The work of our company is related to the development of Microsoft Outlook and Exchange Server, and therefore we love to dig into them. Today we’ll dig a little new Microsoft Outlook chip - a reminder of forgotten attachments. It would seem, what could be easier? We publish the texts of our “excavations” in English in the company's blog, and in Russian - exclusively for Habr. Go!Starting from version 2013, the user can enable automatic reminder of forgotten attachments in Microsoft Outlook:

When sending a letter in this case, the following warning may be displayed:
')

After playing a bit with the lyrics, you will find that:
- only English is supported (perhaps others will be added later);
- in case of typos in the “key” words, the reminder will not be (to be exact, Microsoft Outlook knows only one typo, the word “ATACHMENT”);
- not all “your” keywords are considered by the system as such;
- the algorithm is not simple, but it is clearly not perfect.
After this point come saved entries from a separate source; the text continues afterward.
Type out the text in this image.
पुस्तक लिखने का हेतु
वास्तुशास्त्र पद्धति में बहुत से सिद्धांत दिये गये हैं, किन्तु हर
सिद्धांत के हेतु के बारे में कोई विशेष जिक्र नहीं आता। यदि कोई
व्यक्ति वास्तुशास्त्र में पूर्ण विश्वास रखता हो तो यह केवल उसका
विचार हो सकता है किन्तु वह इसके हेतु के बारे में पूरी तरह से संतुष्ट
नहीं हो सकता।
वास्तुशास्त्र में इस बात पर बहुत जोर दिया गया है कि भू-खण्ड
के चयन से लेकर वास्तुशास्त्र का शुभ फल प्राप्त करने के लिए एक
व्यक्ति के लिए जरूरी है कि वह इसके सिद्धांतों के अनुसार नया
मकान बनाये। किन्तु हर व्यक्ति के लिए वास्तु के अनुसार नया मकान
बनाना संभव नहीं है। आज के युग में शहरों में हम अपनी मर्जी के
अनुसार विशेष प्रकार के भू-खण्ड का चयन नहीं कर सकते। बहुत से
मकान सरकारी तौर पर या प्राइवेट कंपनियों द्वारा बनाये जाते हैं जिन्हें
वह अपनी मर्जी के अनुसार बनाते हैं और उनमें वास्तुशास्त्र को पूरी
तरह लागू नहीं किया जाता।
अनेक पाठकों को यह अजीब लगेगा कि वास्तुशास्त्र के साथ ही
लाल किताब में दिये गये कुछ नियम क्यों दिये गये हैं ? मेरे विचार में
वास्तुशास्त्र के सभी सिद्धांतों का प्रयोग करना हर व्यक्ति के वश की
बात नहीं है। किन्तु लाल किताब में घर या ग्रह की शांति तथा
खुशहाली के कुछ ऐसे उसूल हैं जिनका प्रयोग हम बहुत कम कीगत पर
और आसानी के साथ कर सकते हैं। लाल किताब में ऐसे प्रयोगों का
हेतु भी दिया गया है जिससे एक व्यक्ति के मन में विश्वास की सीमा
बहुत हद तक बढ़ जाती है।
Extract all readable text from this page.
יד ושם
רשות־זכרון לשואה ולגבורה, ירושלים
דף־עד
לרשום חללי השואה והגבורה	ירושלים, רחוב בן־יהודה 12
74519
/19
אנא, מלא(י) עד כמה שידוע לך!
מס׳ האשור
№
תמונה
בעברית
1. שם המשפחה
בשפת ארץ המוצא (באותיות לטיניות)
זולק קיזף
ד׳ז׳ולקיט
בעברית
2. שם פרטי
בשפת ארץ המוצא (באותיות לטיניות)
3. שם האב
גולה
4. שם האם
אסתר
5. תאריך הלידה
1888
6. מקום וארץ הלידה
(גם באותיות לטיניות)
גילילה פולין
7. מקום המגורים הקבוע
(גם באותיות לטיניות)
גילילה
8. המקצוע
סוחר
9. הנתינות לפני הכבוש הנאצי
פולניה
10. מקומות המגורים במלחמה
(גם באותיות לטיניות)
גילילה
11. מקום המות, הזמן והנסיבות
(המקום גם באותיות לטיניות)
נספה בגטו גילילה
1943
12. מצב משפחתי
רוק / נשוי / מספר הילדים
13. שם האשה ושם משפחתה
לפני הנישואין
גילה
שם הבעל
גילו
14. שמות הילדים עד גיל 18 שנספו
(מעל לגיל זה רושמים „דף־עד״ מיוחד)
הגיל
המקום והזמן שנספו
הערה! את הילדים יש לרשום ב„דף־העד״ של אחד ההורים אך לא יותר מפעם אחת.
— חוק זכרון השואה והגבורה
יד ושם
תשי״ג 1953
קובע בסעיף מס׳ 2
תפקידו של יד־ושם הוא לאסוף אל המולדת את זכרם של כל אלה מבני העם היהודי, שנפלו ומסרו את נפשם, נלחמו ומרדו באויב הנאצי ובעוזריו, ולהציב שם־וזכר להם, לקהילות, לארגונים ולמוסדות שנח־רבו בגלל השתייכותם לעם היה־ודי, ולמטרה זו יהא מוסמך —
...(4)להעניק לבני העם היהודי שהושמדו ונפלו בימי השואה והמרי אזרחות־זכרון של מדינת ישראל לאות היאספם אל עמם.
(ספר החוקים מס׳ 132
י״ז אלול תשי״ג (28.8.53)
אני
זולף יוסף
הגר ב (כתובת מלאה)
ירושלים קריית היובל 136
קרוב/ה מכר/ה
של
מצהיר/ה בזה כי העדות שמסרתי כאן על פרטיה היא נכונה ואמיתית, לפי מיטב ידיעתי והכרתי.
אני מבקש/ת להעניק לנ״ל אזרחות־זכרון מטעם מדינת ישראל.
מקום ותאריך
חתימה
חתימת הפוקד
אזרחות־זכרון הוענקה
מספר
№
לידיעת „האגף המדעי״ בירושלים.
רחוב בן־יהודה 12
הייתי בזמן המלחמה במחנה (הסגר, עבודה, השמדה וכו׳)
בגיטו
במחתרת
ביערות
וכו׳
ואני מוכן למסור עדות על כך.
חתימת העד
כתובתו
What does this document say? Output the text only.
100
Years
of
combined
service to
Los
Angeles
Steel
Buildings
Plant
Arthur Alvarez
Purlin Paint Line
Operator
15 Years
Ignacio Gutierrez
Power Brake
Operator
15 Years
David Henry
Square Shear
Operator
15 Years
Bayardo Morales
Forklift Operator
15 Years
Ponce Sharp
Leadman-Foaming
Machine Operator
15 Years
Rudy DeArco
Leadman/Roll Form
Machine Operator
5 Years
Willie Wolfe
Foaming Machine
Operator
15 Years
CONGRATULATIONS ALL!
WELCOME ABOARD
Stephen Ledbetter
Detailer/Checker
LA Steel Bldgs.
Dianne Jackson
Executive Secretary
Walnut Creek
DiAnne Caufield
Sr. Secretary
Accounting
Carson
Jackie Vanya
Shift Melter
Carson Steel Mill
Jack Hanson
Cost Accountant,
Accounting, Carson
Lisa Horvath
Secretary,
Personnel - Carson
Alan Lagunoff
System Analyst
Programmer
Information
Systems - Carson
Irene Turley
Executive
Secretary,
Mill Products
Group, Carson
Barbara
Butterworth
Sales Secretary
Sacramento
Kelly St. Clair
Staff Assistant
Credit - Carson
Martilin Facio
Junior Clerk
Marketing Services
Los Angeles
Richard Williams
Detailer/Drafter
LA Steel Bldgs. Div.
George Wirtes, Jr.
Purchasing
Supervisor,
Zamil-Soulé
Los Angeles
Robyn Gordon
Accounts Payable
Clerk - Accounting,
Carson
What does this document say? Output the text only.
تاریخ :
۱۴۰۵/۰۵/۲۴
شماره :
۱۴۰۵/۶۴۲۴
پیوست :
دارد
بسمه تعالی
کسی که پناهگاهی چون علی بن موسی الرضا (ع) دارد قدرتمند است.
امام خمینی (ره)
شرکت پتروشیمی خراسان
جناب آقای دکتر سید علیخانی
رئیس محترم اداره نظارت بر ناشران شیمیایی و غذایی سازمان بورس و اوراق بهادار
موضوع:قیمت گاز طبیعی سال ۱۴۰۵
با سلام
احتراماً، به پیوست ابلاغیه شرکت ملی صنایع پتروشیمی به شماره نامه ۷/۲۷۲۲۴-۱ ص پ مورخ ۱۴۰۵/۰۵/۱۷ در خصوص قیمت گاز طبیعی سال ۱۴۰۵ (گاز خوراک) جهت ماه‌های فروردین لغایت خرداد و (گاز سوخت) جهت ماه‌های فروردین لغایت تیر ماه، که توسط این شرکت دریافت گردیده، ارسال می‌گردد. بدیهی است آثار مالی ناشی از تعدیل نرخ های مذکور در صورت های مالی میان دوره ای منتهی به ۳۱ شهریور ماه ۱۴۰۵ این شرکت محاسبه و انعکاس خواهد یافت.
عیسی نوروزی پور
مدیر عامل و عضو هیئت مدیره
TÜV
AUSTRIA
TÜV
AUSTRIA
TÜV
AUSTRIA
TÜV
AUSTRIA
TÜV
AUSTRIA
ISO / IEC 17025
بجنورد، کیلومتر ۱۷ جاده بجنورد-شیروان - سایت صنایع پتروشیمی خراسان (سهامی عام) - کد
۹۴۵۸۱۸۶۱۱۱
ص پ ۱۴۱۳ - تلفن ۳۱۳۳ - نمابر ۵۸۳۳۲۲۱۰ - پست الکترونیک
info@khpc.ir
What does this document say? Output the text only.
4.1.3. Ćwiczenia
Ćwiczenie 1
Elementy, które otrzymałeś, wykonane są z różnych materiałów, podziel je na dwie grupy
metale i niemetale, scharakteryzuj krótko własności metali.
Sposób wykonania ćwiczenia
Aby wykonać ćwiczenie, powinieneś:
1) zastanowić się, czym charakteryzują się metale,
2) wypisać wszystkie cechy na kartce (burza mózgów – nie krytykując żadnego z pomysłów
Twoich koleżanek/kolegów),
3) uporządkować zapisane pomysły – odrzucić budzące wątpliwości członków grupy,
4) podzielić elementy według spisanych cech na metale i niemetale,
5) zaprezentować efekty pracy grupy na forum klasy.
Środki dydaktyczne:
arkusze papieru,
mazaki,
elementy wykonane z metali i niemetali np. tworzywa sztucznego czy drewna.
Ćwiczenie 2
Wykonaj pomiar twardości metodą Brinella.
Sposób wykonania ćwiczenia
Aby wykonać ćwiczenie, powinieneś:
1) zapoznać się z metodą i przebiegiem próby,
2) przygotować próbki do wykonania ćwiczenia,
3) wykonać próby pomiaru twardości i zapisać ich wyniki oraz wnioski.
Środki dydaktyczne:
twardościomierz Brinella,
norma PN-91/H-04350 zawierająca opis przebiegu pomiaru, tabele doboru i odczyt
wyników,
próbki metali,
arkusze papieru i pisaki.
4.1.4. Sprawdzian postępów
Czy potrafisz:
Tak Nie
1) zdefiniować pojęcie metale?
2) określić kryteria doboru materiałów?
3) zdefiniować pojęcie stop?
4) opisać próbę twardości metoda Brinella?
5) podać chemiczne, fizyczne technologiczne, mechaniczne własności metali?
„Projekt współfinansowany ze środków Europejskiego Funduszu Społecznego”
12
Looking ahead, let's say right away that the dictionary and the algorithm are hard-coded, and you cannot correct or add your keywords or exceptions. All you can do is either turn this feature on or turn it off.
As you play with the new feature, you will have questions for it. Why does the system react to “see picture” or “see gif” in the body of the letter, but not to “see photo” or “see pdf”? Needless to say, the system did not respond to file not attached, but reacted to file attached. How does it work?
How it works
The algorithm is implemented in the MSFAD.DLL library (we studied the file version dated November 1, 2013), which is located in the Microsoft Office folder. This library contains a single function “HasAttachments”, which transfers the subject and body of the letter. In response, the function returns a decision to warn the user or not. Library size is more than 300 kilobytes. Too much to just find another line in one line. Previously, 300 kilobytes of huge programs were placed. Does she no longer do anything except check the text for keywords?
But it really is. 86 kilobytes in the library is occupied by data directly related to text analysis. But you won't see keywords in the body of the library, even if you have a hex editor. The dictionary is stored compressed and contains about 650 keywords. But if the words, even in decoded form, occupy a little more than 5 kilobytes, what then takes another 80kb?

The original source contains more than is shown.